We know what you’re thinking: there are plenty of adults who aren’t totally clear on a 401(k) either. That may be true, but it’s still vital that young people have opportunities to learn about saving for retirement. Thanks to compound interest, getting a head start on putting money away into a 401(k) or other retirement account might mean the difference of hundreds of thousands of dollars. No, seriously. That’s why compounding is one of our favorite lessons to teach kids!
46% of teens don’t know what a 401(k) is...
DEBIT VS. CREDIT
Later, the 2021 Greenlight study also showed there is major card confusion for some teens. More than 1 in 4 teens couldn’t distinguish between a credit card and a debit card. Why is this so scary?
Imagine not realizing that a debit card immediately deducts money from your account. Picture what happens if you swipe a credit card, not considering the interest that accrues if you don’t pay your bill on time. Credit cards and debit cards look nearly identical, but they work in profoundly different ways. That’s why it’s important to have conversations about both types of plastic with kids.
32% of teens can’t identify the difference between a credit card and a debit card...
MONEY + DELAYED DECISIONS
A 2018 study shows that over one-third of Americans have postponed a major life decision due to money. The scariest part of this study? It’s actually an improvement! In 2015, more than half of Americans reported delaying a decision.
Money is important, but we don’t want it to drive our lives. In fact, financial independence is all about using money as a tool to engineer the life you want. That’s why it’s so critical to start taking steps to improve your financial situation today. Not sure where to start? We built a free, self-paced course called FI101 to help with exactly that.
1 in 3 Americans delayed a major decision due to finances.
According to CNBC, Americans are letting a lot of money slip through their fingers. Late fees and overdraft charges combined with costs that come with fraud total up to an average of nearly $600. What could an extra $600 do for you each year? Learning how to get ahead of your debt can have a huge financial ripple effect. Our free resources and community support from our Facebook groups can help you get started today.
Americans pay an average of $577 in late fees, overdrafts, and fraud-related charges...
A Bankrate survey found that as of 2020, 21% of American households have no money set aside for emergencies. This can spell financial disaster. But building an emergency fund is no easy task. Many people feel pulled in so many directions. Do you pay down debt first? Do you start saving right away? And what about investing?
We know it’s nice to have a financial roadmap, so we created resources to help you strategize and share them for free in our FI101 course.
21% of Americans have no emergency savings.
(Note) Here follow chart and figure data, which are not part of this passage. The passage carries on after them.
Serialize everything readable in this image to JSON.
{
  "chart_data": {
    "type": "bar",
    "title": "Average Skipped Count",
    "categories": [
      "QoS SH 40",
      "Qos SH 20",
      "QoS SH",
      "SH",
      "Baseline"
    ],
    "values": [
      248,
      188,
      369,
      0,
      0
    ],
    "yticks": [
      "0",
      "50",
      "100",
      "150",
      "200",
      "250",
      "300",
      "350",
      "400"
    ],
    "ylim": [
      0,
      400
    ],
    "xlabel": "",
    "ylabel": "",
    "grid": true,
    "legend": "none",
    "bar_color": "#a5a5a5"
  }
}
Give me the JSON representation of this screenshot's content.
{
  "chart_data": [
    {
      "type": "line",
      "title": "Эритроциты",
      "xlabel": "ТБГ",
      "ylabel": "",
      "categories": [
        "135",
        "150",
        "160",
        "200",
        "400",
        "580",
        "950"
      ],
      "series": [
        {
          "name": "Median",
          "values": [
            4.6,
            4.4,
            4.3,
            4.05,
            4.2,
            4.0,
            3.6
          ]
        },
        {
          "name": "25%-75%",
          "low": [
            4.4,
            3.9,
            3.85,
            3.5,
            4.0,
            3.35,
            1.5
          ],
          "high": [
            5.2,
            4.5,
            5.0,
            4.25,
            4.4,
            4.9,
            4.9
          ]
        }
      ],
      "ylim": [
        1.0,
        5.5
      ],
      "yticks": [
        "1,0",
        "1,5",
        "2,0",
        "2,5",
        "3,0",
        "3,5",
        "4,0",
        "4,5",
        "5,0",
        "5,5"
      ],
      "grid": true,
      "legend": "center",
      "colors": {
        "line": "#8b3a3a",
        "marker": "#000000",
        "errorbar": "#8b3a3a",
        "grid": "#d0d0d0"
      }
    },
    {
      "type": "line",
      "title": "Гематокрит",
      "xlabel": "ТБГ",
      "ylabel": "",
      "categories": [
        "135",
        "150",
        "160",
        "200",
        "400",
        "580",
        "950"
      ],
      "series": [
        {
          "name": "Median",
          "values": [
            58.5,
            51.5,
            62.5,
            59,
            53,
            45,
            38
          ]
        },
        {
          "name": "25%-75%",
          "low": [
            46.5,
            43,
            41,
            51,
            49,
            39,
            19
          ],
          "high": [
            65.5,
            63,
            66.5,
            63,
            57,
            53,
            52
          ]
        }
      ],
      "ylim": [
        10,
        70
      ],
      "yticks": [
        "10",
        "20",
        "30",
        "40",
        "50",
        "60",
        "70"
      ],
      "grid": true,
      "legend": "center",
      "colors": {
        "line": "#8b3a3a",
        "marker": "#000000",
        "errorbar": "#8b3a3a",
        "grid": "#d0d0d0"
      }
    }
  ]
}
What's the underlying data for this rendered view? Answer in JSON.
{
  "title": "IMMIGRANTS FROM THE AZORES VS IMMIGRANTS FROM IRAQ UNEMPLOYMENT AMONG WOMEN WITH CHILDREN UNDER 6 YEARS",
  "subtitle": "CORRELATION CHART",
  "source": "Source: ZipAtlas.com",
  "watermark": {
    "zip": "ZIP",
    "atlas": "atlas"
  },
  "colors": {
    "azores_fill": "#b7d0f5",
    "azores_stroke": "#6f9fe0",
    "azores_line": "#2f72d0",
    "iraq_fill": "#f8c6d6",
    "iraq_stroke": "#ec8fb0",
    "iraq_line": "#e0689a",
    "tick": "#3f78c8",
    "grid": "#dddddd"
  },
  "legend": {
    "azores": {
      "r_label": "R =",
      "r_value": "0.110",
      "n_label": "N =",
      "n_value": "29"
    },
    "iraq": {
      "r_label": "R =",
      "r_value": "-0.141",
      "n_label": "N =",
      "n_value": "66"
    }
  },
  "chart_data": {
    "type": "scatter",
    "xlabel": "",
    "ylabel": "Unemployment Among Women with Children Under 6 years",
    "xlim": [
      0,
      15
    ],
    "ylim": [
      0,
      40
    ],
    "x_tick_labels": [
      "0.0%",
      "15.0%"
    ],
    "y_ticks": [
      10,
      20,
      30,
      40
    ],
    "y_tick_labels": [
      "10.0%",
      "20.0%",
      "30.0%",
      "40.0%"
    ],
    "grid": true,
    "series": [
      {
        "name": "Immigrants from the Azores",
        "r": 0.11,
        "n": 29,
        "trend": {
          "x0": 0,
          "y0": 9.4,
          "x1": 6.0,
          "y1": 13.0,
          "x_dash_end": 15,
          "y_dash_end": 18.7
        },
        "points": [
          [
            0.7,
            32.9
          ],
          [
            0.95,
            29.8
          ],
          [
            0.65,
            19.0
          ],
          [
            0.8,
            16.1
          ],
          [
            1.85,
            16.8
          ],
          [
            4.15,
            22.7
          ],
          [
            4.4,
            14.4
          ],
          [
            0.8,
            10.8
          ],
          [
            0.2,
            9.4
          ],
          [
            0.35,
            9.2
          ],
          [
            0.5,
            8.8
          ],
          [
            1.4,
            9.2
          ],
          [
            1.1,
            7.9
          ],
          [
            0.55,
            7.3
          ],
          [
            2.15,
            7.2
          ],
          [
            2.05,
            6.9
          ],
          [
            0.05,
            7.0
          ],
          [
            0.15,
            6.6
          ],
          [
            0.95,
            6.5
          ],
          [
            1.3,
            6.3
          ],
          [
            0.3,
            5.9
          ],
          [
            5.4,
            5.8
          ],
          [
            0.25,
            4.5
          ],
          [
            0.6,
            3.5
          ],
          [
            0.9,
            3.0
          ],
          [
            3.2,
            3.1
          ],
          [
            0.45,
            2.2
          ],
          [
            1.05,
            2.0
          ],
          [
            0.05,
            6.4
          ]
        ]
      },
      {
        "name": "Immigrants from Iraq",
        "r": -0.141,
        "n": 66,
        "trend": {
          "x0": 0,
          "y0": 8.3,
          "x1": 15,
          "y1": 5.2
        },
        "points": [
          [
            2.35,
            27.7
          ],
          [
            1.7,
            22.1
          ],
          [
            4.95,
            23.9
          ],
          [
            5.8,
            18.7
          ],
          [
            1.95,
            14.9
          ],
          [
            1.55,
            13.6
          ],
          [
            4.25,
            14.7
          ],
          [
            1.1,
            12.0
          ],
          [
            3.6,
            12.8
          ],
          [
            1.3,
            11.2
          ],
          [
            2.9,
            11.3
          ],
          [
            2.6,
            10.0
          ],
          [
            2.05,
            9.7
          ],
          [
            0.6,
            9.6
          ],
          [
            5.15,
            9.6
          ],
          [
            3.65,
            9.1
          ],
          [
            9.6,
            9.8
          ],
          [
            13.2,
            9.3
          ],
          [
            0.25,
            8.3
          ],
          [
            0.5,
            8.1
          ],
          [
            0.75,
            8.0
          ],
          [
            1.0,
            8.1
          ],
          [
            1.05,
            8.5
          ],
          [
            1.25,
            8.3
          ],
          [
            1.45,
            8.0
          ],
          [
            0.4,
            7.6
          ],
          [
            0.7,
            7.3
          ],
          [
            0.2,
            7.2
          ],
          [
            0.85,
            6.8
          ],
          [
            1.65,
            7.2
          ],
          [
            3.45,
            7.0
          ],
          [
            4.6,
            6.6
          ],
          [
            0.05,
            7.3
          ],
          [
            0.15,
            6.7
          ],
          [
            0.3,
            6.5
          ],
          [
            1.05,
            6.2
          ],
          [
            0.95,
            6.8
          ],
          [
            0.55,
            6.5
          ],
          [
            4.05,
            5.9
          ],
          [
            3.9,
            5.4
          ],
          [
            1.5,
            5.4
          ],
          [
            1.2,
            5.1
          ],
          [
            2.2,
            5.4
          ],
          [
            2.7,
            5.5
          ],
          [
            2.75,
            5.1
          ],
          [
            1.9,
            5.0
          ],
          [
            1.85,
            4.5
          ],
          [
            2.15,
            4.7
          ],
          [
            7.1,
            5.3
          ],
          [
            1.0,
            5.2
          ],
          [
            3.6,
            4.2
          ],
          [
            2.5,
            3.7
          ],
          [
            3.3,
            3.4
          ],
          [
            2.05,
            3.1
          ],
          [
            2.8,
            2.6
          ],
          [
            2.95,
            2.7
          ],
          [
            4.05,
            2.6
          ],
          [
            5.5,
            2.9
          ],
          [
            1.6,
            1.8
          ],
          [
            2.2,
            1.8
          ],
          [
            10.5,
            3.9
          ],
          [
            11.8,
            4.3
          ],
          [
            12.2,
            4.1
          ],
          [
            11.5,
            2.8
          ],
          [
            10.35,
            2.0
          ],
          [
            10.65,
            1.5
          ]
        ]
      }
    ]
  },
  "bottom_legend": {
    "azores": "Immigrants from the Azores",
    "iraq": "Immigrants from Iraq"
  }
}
PARENTS + FINANCIAL EDUCATION
When parents were surveyed, the vast majority was really clear about one thing: they wish they knew more about finances when they were younger. Of course, we all know the cliche about hindsight being 20/20. Rather than spend time fretting over what you wish you learned sooner, commit to learning even more about money now...and take your kids along for the ride.
Maybe you’re reading books together and discussing ways that money, work, wants, needs, sharing, and giving influence the characters. This works for TV shows and movies, too. Or perhaps you have your kids grocery shop and meal prep with you. Money influences nearly every aspect of our lives, so taking the time to talk about it can make for a great teachable moment.
4 out of 5 parents wish they learned more about money as a kid...
THE MONEY TALK
In that same One Poll survey for Chase, parents admitted that they don’t always feel confident having money conversations with kids. Pushing for a financial literacy curriculum and conversations in schools can help.
But we also know that nothing replaces learning about money at home. That’s why we put together a financial literacy course for families to do together. You don’t have to be an expert. In fact, sometimes the most powerful lessons we can share with kids are mistakes we made and how we are recovering from them.